In this rollicking reminiscence Sarah Bixby Smith tells of Los Angeles when it was “a little frontier town” and “Bunker Hill Avenue was the end of the settlement, a row of scattered houses along the ridge.” She came there in 1878 at the age of seven from the San Justo Rancho in Monterey County. Sarah recalls daily life in town and at San Justo and neighboring ranches in the bygone era of the adobes. Exerting a strong pull on her imagination, as it will on the reader’s, is the story of how her family drove sheep and cattle from Illinois to the Pacific Coast in the 1850s. The daughter of a pioneering woolgrower, Sarah Bixby Smith became a leading citizen of California.
This is a nice little book I read as a selection by the Phineas Banning Literary Society. Sarah was the daughter of a rancher in what is now Long Beach, their house, Rancho Los Cerritos,originally built in 1844 is still standing and open to the public. While it's an incredible window into Los Angeles and the south bay (where I live) in the late 19th and early 20th centuries and therefore fascinating; at the same time I hate reading local history and thinking about what was here that has now been destroyed forever. Between Los Cerritos, and the Banning house, where I'm a docent, there was, at the time, nothing. Now there are probably 400 red lights and who knows HOW many Taco Bells.
Adobe Days by Sarah Bixby Smith is her memoir of having been raised on a rancho in the early days of California, particularly Los Angeles. Not your typical history book. She tells about shenanigans between the children of the adobe, games they played, ways they passed the time, plus a very fond remembrance of events and day-to-day activities.

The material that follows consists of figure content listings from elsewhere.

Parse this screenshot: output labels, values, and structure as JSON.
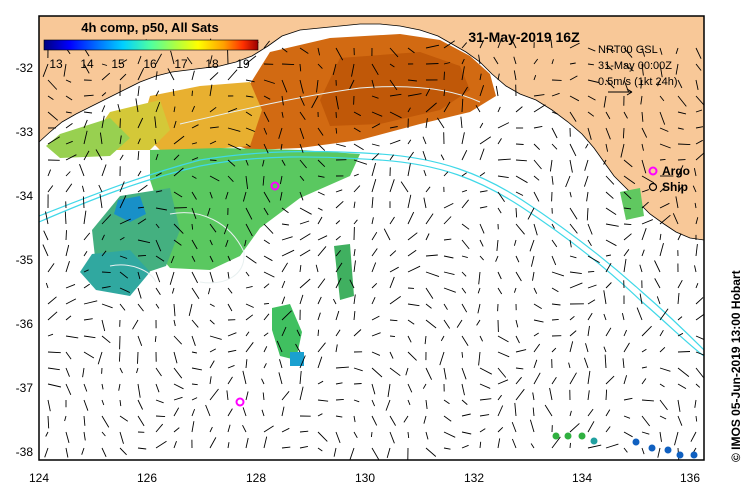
{
  "map": {
    "date_title": "31-May-2019 16Z",
    "colorbar": {
      "title": "4h comp, p50, All Sats",
      "ticks": [
        "13",
        "14",
        "15",
        "16",
        "17",
        "18",
        "19"
      ],
      "colors": [
        "#00007f",
        "#0000ff",
        "#0060ff",
        "#00c8ff",
        "#40ffb8",
        "#a0ff58",
        "#ffff00",
        "#ffa000",
        "#ff3000",
        "#9a0000"
      ]
    },
    "current_info": {
      "line1": "NRT00 GSL",
      "line2": "31-May 00:00Z",
      "line3": "0.5m/s (1kt 24h)"
    },
    "legend": {
      "argo": "Argo",
      "ship": "Ship",
      "argo_color": "#ff00ff"
    },
    "x_ticks": [
      "124",
      "126",
      "128",
      "130",
      "132",
      "134",
      "136"
    ],
    "y_ticks": [
      "-32",
      "-33",
      "-34",
      "-35",
      "-36",
      "-37",
      "-38"
    ],
    "credit": "© IMOS 05-Jun-2019 13:00 Hobart",
    "colors": {
      "land": "#f8c898",
      "frame": "#000000",
      "contour": "#40d8e8"
    }
  }
}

The ranchos were huge, many thousands of acres and the one on which she was raised, Rancho Los Cerritos, is now all city. I highly recommend this small book to anyone who loves to hear stories of the old, old days in California.
I think this is a great quick read for people who love history, but have a hard time reading dense memoirs. I enjoyed learning of this period of California history, but I think it is important to note that this is definitely a romanticized version of rancho history.